Le vieillissement démographique et la persistance de pénuries de main-d’œuvre rendent de plus en plus importante une adoption plus large des technologies numériques. Pour surmonter les obstacles tels que l’interopérabilité limitée et la fragmentation entre les régions et les établissements hospitaliers, la Nouvelle-Zélande pourrait renforcer ses cadres de gouvernance et de réglementation, développer l’investissement dans les infrastructures numériques et veiller à une conception plus inclusive des dispositifs numériques, pour améliorer l’efficience et la résilience.
Les technologies numériques et faisant appel à l’IA offrent une occasion rare d’améliorer l’accès, la qualité et la productivité des services dans l’ensemble du système de santé de la Nouvelle-Zélande (Graphique 2). Dans le domaine de la santé, les progrès de la technologie ont souvent entraîné une hausse des coûts des processus, par exemple du fait d’une augmentation du volume des services rendus par patient. L’adoption du numérique, en revanche, a le potentiel d’améliorer l’efficience des processus. Les premiers projets-pilotes de documentation clinique assistée par IA laissent entrevoir une réduction du temps consacré aux tâches administratives, avec la possibilité de soins plus efficaces. Cependant, malgré des atouts réels comme l’Index national de santé et des données robustes sur les médicaments, les progrès sont limités par la fragmentation des systèmes, des réglementations dépassées, des infrastructures limitées, des écarts de compétences au sein des effectifs et des incertitudes quant aux politiques mises en œuvre.
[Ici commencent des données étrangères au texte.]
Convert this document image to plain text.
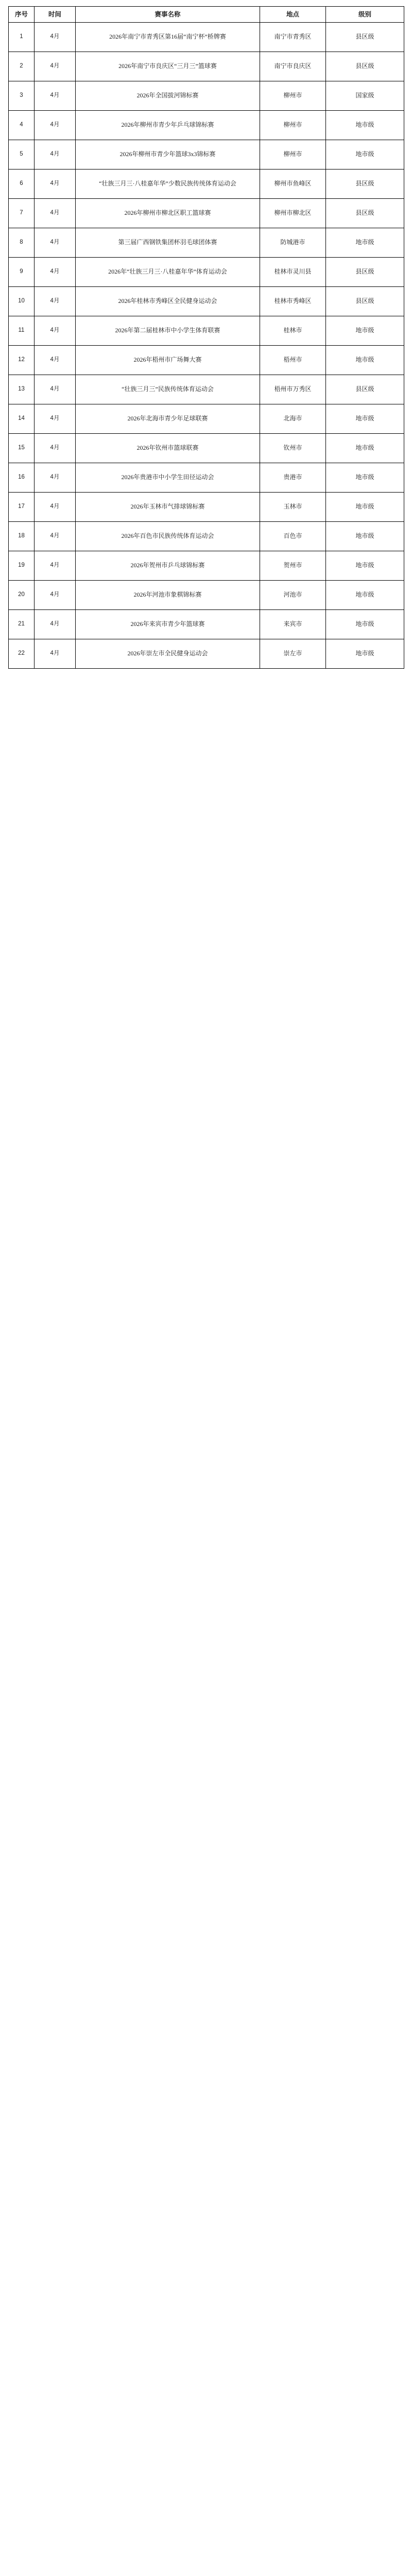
序号	时间	赛事名称	地点	级别
1	4月	2026年南宁市青秀区第16届“南宁杯”桥牌赛	南宁市青秀区	县区级
2	4月	2026年南宁市良庆区“三月三”篮球赛	南宁市良庆区	县区级
3	4月	2026年全国拔河锦标赛	柳州市	国家级
4	4月	2026年柳州市青少年乒乓球锦标赛	柳州市	地市级
5	4月	2026年柳州市青少年篮球3x3锦标赛	柳州市	地市级
6	4月	“壮族三月三·八桂嘉年华”少数民族传统体育运动会	柳州市鱼峰区	县区级
7	4月	2026年柳州市柳北区职工篮球赛	柳州市柳北区	县区级
8	4月	第三届广西钢铁集团杯羽毛球团体赛	防城港市	地市级
9	4月	2026年“壮族三月三·八桂嘉年华”体育运动会	桂林市灵川县	县区级
10	4月	2026年桂林市秀峰区全民健身运动会	桂林市秀峰区	县区级
11	4月	2026年第二届桂林市中小学生体育联赛	桂林市	地市级
12	4月	2026年梧州市广场舞大赛	梧州市	地市级
13	4月	“壮族三月三”民族传统体育运动会	梧州市万秀区	县区级
14	4月	2026年北海市青少年足球联赛	北海市	地市级
15	4月	2026年钦州市篮球联赛	钦州市	地市级
16	4月	2026年贵港市中小学生田径运动会	贵港市	地市级
17	4月	2026年玉林市气排球锦标赛	玉林市	地市级
18	4月	2026年百色市民族传统体育运动会	百色市	地市级
19	4月	2026年贺州市乒乓球锦标赛	贺州市	地市级
20	4月	2026年河池市象棋锦标赛	河池市	地市级
21	4月	2026年来宾市青少年篮球赛	来宾市	地市级
22	4月	2026年崇左市全民健身运动会	崇左市	地市级
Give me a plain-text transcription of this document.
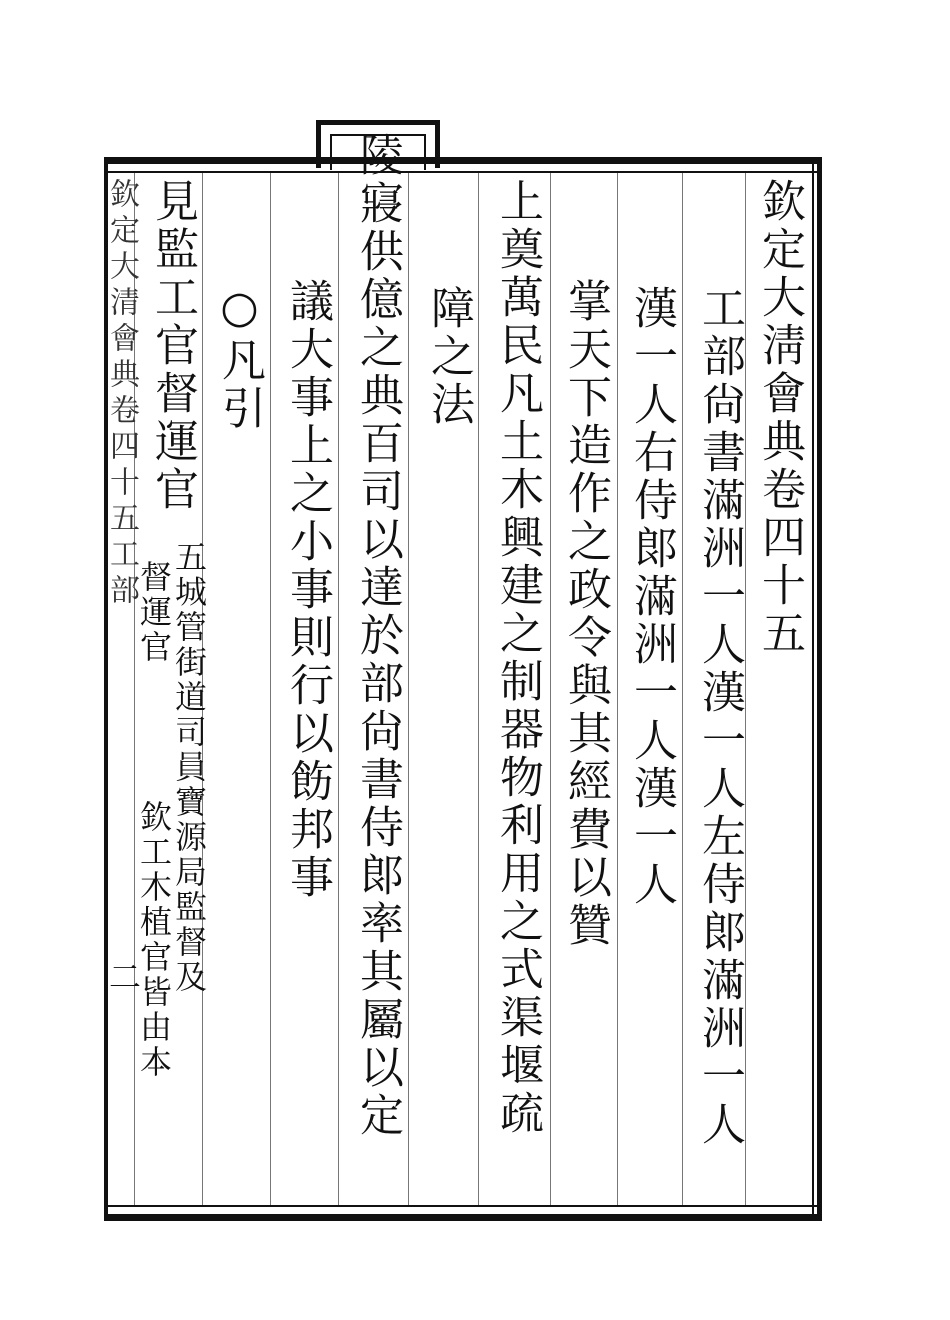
欽定大淸會典卷四十五

工部尙書滿洲一人漢一人左侍郞滿洲一人

漢一人右侍郞滿洲一人漢一人

掌天下造作之政令與其經費以贊

上奠萬民凡土木興建之制器物利用之式渠堰疏

障之法

陵寢供億之典百司以達於部尙書侍郞率其屬以定

議大事上之小事則行以飭邦事

○凡引

見監工官督運官

五城管街道司員寶源局監督及

督運官

欽工木植官皆由本

欽定大清會典卷四十五工部

二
Le nouveau Plan d’investissement numérique dans la santé sur dix ans lancé par le gouvernement définit des priorités à long terme plus claires. Pour en concrétiser le potentiel, il faudra veiller à en assurer une mise en œuvre continue grâce à des mécanismes comme le Centre pour la modernisation numérique de la santé, à des dispositifs de gouvernance plus clairs et à une actualisation de la réglementation, le tout assorti de trajectoires explicites concernant les systèmes d’IA clinique à haut risque et l’amélioration de la surveillance.
Les écarts en matière d’infrastructure numérique entre les régions, les établissements hospitaliers et les prestataires, ajoutés à la courte durée des cycles de financement et à la fragmentation des marchés, continuent de freiner l’adoption et le développement des solutions numériques et fondées sur l’IA. Un développement des infrastructures interopérables par l’adoption de dispositions applicables en matière de normes techniques et la mise en place de parcours de certification des fournisseurs permettrait d’améliorer la continuité des soins et la résilience systémique.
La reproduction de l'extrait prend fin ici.